Oh my God, it’s real.
That’s pretty much the freak out I had the first day in my apartment. After practicing, planning, testing, applying and interviewing for the last year and a half, I was standing in my too-small apartment that was partway underground and smelled faintly of kitty litter.

Leaving my pretty pink Florida house
I had traded a lovely life, a lovely group of friends and a lovely house in Florida (with a closet the size of my new bedroom) for this?
I took deep breaths and remembered why I came here.
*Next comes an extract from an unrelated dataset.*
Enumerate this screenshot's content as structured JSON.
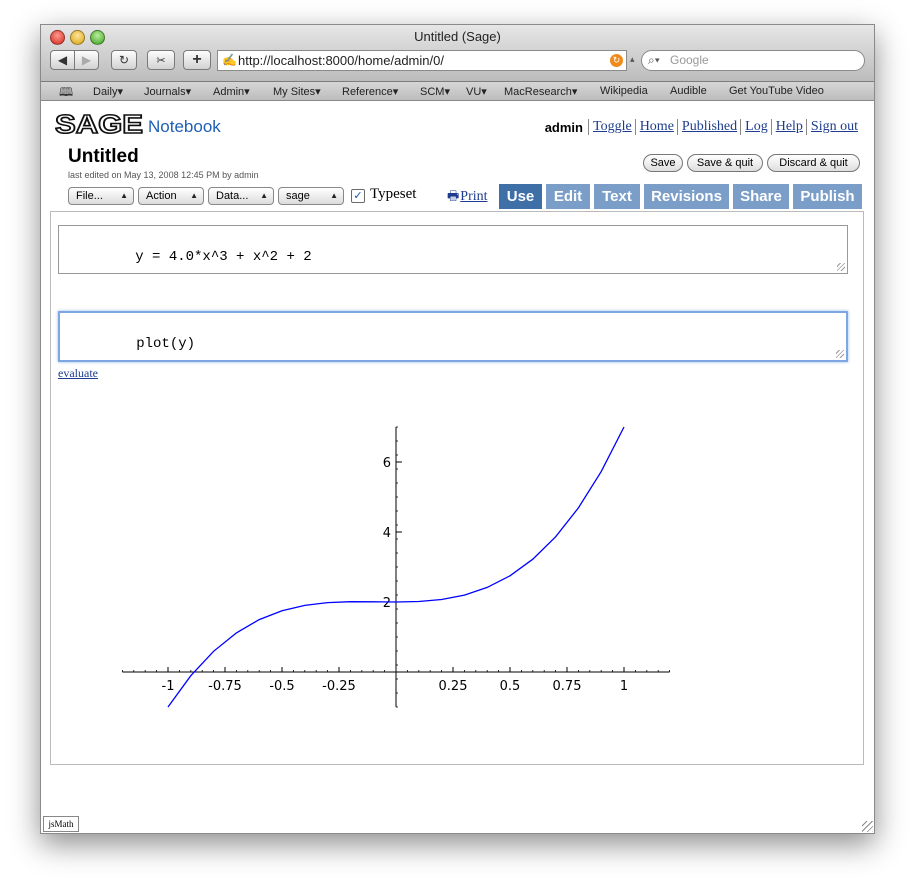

Job prospects in journalism were bad. I never planned to make Florida my home forever and ever amen. Getting an MBA could not hurt me, only help me. Breathe, breathe.
I have rebounded nicely since then. I tried a running route and added a half mile to my run, despite the massive hills. I hung a shelf, bought a new TV, changed my own burned out brake light and got my apartment in order. I have a long to-do list to keep me busy. I’m saying hi to the people in my apartment complex and I’m sure that any day now one of them will say hi back without averting their eyes.

The obligatory trip to Lowes.
It’s all going to be OK. It’s real and it’s OK.
Expect a similar freak out when classes start.
Side note: A few funny moments from the move:
- Watching my brother unpack my clothes and be utterly confused by some of them. “What is this?” he asked, genuinely befuddled by the silver halter top. “Why do you have so many huge change purses?” he asked, pointing to my clutch collection.
- My father, after hanging hooks for my extensive collection of bags, discovered more purses in another box. “Stephanie!” he gasped, with equal parts surprise, disappointment and anguish. You’d think he’d discovered a stash of vodka after I’d told him I was sober.

Tired family. Dad took the photo.
- My mother carefully placing each word of my Magnetic Poetry set on the refrigerator. She didn’t realize until she was finished that she had subconsciously lined up the words by letter length – one row for one-letter words, another row for two-letter words, another for three-letter words and so on.